Benim bazı tanıdığım insanlar var, her gün mesaiye gider gibi cafelere aboneler erkekler ise kahveye aboneler, konuştukları zaman en büyük entel onlar, siyasetin en iyisini onlar bilir ama ellerine alıp bir kitap dahi okumuyorlar ve evlerinde kitaplık yok.
Huzur evleri dolmuş taşmış ama yakınları onlarla ilgilenmek yerine gezip, tozma derdindeler. Boş ve egoist insanların en büyük özelliği, yiyip, içip, oturup başkalarını kullanmak ve onlarla uğraşmalarıdır hatta insanlarla uğraşmaları iftira boyutundadır ve nankördürler.
İnsanların birbirine bakış açıları acaba ben bundan nasıl faydalanabilirim düzeyine gelmiş, bir zamanlar bir tanıdığım emekli olunca bulunduğu şehirden İzmir'e gelmişti ve iki yılın sonunda tekrar geldiği şehire geri döndü, nedenini sorunca verdiği cevap "Bu şehirde insana selamı bile parayla veriyorlar" demişti ve ben çok şaşırmıştım.

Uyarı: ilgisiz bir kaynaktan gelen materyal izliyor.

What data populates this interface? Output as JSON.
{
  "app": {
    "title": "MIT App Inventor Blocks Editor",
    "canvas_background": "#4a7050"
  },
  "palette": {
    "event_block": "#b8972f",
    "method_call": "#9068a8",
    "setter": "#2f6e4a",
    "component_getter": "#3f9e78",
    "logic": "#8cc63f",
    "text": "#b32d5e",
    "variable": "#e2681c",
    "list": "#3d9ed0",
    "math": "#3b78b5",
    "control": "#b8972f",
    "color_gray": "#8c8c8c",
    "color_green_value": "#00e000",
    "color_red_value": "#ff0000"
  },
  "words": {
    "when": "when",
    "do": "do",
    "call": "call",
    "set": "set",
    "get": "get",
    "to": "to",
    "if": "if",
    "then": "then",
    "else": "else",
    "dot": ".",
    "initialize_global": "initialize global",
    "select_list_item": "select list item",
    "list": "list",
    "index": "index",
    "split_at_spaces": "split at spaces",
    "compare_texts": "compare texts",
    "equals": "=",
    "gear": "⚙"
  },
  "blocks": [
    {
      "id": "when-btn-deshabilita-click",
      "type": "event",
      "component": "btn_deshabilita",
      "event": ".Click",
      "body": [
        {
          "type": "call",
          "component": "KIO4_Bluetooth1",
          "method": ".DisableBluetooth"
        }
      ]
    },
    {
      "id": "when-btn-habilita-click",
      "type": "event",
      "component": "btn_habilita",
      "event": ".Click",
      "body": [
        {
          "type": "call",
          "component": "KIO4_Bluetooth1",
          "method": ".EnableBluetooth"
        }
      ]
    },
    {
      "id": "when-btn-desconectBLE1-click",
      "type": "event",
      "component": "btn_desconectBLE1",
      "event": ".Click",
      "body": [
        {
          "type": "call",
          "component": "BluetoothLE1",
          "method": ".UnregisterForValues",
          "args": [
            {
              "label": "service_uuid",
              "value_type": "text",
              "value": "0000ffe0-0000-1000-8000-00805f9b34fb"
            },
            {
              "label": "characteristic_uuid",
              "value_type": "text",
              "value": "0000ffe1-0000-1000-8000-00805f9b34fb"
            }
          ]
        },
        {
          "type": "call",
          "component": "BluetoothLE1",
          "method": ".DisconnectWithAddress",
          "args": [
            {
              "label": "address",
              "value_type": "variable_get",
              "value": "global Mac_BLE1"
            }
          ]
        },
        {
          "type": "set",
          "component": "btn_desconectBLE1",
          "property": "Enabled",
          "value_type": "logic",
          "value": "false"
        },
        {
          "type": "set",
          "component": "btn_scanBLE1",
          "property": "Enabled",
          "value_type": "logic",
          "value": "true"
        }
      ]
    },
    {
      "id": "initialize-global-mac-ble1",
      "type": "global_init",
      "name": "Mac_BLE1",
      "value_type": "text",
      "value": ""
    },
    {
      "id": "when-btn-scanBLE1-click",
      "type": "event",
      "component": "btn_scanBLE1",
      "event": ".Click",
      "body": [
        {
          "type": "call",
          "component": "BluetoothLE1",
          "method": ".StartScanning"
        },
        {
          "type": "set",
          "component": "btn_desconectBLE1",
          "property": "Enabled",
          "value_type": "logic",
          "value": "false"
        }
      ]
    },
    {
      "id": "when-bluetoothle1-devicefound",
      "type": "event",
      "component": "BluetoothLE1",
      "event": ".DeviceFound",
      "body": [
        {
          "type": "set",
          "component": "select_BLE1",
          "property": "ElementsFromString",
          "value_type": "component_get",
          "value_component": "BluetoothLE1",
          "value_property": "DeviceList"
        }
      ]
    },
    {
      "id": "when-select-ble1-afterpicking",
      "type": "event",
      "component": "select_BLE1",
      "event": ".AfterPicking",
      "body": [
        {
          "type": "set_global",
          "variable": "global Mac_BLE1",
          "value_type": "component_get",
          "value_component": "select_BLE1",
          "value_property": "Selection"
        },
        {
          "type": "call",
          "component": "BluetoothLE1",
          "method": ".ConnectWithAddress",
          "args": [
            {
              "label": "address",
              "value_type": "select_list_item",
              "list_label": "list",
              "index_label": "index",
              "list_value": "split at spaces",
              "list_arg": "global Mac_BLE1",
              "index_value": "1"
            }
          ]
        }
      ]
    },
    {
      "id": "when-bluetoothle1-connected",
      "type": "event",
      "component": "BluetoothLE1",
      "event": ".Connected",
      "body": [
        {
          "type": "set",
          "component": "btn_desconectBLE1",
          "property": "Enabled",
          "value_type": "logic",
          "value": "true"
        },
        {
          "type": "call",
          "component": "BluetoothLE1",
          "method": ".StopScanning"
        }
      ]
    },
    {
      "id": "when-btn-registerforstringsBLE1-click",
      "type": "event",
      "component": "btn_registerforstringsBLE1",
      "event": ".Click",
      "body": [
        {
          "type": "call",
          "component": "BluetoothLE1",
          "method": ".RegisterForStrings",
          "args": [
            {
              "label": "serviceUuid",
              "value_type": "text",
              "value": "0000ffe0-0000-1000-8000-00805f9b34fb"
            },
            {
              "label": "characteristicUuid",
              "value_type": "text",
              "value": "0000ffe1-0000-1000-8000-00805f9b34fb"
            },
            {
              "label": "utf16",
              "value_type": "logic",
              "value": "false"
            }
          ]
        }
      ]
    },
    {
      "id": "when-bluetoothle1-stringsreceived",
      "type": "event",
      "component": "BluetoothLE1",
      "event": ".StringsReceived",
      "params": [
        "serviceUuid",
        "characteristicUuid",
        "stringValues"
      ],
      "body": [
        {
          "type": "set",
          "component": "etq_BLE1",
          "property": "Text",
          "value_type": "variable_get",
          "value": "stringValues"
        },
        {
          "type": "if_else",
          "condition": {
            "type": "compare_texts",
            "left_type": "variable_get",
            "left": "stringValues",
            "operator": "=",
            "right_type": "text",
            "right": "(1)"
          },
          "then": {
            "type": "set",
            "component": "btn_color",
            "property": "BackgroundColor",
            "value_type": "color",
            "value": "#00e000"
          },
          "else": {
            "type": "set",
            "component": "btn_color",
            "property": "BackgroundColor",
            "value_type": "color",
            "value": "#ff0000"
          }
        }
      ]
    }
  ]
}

Aslında öyle bile olsa bunu dert etmemek lazım yoksa insan mutsuzluğun pençesinden kurtulamaz, kendine pozitif bir yol çizip başkalarını taklit etmeden olumlu yolda ilerlemeli tabii ki bunun için önce egosunu törpülemeli, almadan vermeyi bilmeli, paylaşımı gücü oranında kendisine prensip edinmelive her şeyden önce insan sevindirmeyi kendisine ilke edinmeli. Saraylarda, villalarda oturmayı hayal edip elde edemeyince mutsuz olmak yerine en güzel sarayın doğa olduğunu düşünmeli ve doğayla irtibatını asla kesmemeli ancak mutluluk bunlarla sağlanabilir.
Herkesin yapabileceği yani en fakir insanların bile yapabileceği bir şey vardır şu anda camdan baktığımda hurdacının birisi iki köpek, 4-5 tane kedi ve kuşlara yiyecek vermekle meşgul oysa zaten kendisi fakir ama vermeyi biliyor.
Ben aşırı egoist insanları görünce gerçekten üzülüyorum ve bu tür insanlara bazen mesafe koyduğunuz zaman ise size en yakınınızdaki kişiler bile olsa size düşman kesilebiliyorlar ve sınır tanımadan sürekli sizden faydalanmaya çalışıyorlar, bazen umduklarını bulamayınca sürekli sizi taciz etmeye ve dedikodu üretmeye devam ediyorlar. Yüz kere yapın bir kere yapmayın sizden daha kötüsü olmuyor aslında en iyisi bu tür insanlara biraz da olsa mesafe koymak çünkü sömürmenin ve sömürülmenin sonu yok. Egosu yüksek insanların en buyük özelliği dediklerini yaptıramayınca sözel ve fiziksel saldırgan olmaları, hiç bir konuda haksız olduklarını kabul etmeyip suçu karşı tarafa atıp, zeytinyağı gibi su üstüne çıkmaya çalışmalarıdır.
Yine de yapılan paylaşımların ve insanların egolarını törpülemelerinin, sürekli sağda solda anormal ölçüde gezmek yerine insanların faydalı hobiler geliştirmelerinin kendilerine mutluluk getireceği inancındayım.
Bayramınızın mutluluk getirmesini ve bol paylaşımlarınızın olmasını diliyorum.